On his arrival in Fiji, he had first-hand experience with the division among Fiji Indians when he was welcomed by two rival groups at Suva wharf, one led by Beattie and the other by Vishnu Deo. It was the mediation of S.B. Patel which led to the merger of the two rival organisations, each called Fiji Indian National Congress, to form a single national organisation in 1929.

He, together with A.D. Patel and Vishnu Deo planned tactics which led to Vishnu Deo moving a motion calling for common roll. S.B. Patel was actually present in the public gallery as Vishnu Deo moved the historic motion. After the walkout by Indian members, the Governor convened a meeting of Indian leaders and S.B. Patel was one of the delegates. In 1934, when the fight for common roll was being conducted from outside the Legislative Council, S.B. Patel chaired meetings called by the umbrella organisation, the Indian Association of Fiji.
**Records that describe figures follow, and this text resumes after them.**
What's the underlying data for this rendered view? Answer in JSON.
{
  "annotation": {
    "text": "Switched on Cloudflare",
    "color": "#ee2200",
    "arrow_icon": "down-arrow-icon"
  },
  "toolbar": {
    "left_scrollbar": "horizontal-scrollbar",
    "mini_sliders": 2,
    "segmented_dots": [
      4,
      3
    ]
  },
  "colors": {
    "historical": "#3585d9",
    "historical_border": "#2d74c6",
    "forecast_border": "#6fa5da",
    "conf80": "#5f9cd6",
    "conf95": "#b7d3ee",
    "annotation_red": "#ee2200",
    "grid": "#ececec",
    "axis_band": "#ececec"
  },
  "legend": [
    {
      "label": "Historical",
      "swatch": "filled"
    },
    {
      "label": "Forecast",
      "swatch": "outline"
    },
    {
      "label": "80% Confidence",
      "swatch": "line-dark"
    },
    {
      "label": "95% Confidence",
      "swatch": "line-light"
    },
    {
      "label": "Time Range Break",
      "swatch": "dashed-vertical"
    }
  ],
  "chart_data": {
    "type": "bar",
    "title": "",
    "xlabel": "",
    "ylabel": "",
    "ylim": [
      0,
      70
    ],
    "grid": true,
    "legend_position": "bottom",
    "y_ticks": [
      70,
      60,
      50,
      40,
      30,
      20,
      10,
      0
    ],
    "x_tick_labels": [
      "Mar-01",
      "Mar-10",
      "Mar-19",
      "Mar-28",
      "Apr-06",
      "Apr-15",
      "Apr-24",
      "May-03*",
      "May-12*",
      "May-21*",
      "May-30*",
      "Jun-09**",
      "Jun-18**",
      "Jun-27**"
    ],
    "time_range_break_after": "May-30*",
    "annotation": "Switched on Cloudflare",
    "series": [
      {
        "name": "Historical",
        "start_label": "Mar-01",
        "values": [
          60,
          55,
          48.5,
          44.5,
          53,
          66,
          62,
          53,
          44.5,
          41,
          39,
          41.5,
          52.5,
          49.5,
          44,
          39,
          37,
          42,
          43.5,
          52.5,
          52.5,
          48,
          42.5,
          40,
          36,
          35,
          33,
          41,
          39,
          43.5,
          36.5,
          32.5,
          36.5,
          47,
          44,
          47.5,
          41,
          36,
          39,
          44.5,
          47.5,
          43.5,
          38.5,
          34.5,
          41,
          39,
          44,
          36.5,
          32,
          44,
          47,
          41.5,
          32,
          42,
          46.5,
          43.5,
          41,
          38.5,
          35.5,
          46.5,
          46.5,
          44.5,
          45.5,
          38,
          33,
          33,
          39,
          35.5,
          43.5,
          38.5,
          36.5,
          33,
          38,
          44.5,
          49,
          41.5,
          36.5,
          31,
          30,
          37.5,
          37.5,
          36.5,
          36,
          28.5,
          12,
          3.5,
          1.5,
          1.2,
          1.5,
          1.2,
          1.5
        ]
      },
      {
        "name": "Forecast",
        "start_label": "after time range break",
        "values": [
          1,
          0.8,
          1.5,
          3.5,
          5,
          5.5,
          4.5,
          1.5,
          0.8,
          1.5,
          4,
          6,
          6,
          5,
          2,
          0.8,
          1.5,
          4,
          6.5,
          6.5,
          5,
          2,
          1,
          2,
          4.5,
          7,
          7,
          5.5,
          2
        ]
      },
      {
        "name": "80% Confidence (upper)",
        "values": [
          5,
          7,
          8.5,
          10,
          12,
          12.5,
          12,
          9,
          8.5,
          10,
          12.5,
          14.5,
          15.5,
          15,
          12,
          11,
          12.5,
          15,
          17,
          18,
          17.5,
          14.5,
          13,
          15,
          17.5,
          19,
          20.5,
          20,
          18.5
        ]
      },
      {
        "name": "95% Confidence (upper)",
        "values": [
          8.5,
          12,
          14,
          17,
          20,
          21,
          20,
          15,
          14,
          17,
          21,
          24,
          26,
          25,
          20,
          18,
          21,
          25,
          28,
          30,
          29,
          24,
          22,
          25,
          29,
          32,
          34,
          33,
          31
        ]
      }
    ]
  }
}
During the 1943 sugar cane strike, it was through S.B. Patel, that a meeting was arranged between the Government and the Maha Sangh. When negotiations started for the 1950 cane contract, it was S.B. Patel who persuaded the five farmers' unions to work together. In 1976, when the National Federation Party (NFP) was hopelessly divided, it was again S.B. Patel who managed to get the two sides to patch up their differences and fight the March 1977 election as a united party. The NFP won this election.